冷风那散发着寒意的瞳孔慢慢收紧,气息也有些喘急。她要击破他那层坚强的
面具,将他阴暗的内心暴露在烈日下。
旁边的冷梅魂不可置信的看着潘文峰,又望向冷风,似乎为潘文峰讲出这些荒
唐愚蠢的话而不知所措,又对冷风居然没有立刻教训她而诧异,她走向那气氛怪异
的两人,还没接近就感到冷风周围那危险的气息。她小心翼翼的凑近冷风,轻扯着
他的衣袖道:“表哥,别听这个女人胡说,你快好好教训她啊……”
“滚——”冷风沉声呵斥到,随手挥开她,“表哥——”冷梅魂竟没有听出他
语气中那深深压抑的怒气,娇声还要上前去痴缠。
“滚开——,听到没有?!”一声发泄般的暴喝,使冷梅魂呆立当场,脸色苍
白的看着冷风,随后转身跑开,隐隐还传来哽咽之声。
“原来你只会欺负手无缚鸡之力的女人,果然不愧是冷家家主,我算是见识了。

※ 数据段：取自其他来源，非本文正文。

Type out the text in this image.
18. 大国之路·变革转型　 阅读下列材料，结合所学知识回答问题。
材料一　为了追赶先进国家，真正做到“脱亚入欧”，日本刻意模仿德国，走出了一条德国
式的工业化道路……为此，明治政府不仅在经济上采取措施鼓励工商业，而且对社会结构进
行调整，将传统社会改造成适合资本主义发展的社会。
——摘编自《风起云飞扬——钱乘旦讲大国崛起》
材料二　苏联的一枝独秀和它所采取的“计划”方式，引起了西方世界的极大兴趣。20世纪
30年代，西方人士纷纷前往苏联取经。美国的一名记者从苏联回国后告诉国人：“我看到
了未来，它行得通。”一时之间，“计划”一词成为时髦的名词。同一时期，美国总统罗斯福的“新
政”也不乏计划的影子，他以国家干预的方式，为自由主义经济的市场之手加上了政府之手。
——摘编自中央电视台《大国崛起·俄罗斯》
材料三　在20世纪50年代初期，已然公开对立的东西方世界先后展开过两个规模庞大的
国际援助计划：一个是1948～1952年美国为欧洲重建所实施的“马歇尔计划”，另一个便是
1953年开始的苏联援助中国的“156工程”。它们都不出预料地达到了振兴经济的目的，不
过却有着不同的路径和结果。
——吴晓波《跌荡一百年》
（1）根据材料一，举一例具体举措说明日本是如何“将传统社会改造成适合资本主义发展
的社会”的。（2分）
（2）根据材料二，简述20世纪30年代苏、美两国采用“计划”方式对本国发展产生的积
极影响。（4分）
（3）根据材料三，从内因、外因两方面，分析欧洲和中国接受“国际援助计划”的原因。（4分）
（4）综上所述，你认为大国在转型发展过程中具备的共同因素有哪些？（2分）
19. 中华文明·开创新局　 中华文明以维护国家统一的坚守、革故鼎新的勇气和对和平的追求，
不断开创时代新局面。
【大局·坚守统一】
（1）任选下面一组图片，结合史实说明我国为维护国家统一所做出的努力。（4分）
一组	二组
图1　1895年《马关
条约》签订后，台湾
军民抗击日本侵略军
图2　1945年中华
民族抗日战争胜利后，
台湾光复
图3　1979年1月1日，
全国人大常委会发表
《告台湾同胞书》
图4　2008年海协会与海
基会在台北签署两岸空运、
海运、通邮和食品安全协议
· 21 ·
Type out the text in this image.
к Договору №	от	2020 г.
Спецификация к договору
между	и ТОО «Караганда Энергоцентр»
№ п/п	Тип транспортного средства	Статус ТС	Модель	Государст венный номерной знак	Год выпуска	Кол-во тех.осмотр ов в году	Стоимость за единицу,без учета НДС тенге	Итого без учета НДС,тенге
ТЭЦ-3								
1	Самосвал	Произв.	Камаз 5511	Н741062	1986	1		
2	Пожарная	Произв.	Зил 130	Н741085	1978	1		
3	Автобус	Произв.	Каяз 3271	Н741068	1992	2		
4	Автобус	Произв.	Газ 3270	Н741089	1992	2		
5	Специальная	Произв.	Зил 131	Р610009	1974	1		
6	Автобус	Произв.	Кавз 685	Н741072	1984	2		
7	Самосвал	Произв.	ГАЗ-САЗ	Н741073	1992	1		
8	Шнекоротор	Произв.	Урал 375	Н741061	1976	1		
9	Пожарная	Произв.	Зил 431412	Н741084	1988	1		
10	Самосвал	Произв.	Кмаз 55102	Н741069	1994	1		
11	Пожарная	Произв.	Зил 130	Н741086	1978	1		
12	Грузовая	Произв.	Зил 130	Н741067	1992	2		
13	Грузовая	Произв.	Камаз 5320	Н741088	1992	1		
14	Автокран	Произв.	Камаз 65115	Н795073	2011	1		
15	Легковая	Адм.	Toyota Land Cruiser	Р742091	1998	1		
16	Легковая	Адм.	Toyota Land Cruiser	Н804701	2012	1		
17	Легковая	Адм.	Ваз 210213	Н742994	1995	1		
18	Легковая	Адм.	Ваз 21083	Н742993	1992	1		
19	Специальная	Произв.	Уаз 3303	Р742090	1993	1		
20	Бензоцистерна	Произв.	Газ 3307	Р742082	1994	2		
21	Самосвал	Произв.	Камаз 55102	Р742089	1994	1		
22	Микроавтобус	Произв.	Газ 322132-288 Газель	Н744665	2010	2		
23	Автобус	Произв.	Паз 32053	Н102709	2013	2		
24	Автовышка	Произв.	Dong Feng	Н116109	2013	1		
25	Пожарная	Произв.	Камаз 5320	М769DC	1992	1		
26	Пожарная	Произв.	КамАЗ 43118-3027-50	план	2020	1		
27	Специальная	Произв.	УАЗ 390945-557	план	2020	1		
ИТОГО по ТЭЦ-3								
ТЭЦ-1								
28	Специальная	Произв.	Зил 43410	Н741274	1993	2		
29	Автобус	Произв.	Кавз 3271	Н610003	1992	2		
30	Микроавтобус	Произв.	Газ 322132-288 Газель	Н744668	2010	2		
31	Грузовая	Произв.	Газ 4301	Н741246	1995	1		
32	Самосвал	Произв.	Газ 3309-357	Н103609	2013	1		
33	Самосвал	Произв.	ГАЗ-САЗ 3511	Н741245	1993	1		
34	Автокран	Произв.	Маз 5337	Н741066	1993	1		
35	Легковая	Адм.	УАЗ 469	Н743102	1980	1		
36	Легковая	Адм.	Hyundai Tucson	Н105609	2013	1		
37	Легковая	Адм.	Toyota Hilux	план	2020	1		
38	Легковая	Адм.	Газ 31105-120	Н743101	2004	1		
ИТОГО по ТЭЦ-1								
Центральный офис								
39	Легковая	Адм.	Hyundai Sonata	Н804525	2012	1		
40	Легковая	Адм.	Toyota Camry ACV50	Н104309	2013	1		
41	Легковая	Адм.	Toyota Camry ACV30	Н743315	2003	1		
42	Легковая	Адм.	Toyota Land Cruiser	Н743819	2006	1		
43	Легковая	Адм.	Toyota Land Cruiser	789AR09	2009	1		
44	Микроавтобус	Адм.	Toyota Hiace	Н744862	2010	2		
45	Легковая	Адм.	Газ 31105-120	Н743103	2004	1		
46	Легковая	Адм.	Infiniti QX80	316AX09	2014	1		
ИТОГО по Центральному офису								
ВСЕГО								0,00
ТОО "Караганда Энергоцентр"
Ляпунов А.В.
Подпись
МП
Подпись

”
潘文峰冷眼瞧着这一切,不觉中倒有些可怜冷梅魂,鄙夷的瞟了冷风一眼,却
见冷风笑了。他嘴角微微翘起,坚毅的下巴也少了些刚硬的线条。
“女人!别太自以为是,你以为你是什么?洞察一切的圣女?”他英挺的剑眉
轻扬,显出不屑一顾的神情,“别忘了,你还在我手上,小心我这个心理阴暗的小
人对你做出什么出格的事,那就得不偿失了!”
烈日炎炎,园中的花草都恹恹的拉拢着头,周围被太阳照得有些耀眼。冷风远
去的背影却是阴暗的,不是因为他的黑衣,而是直觉。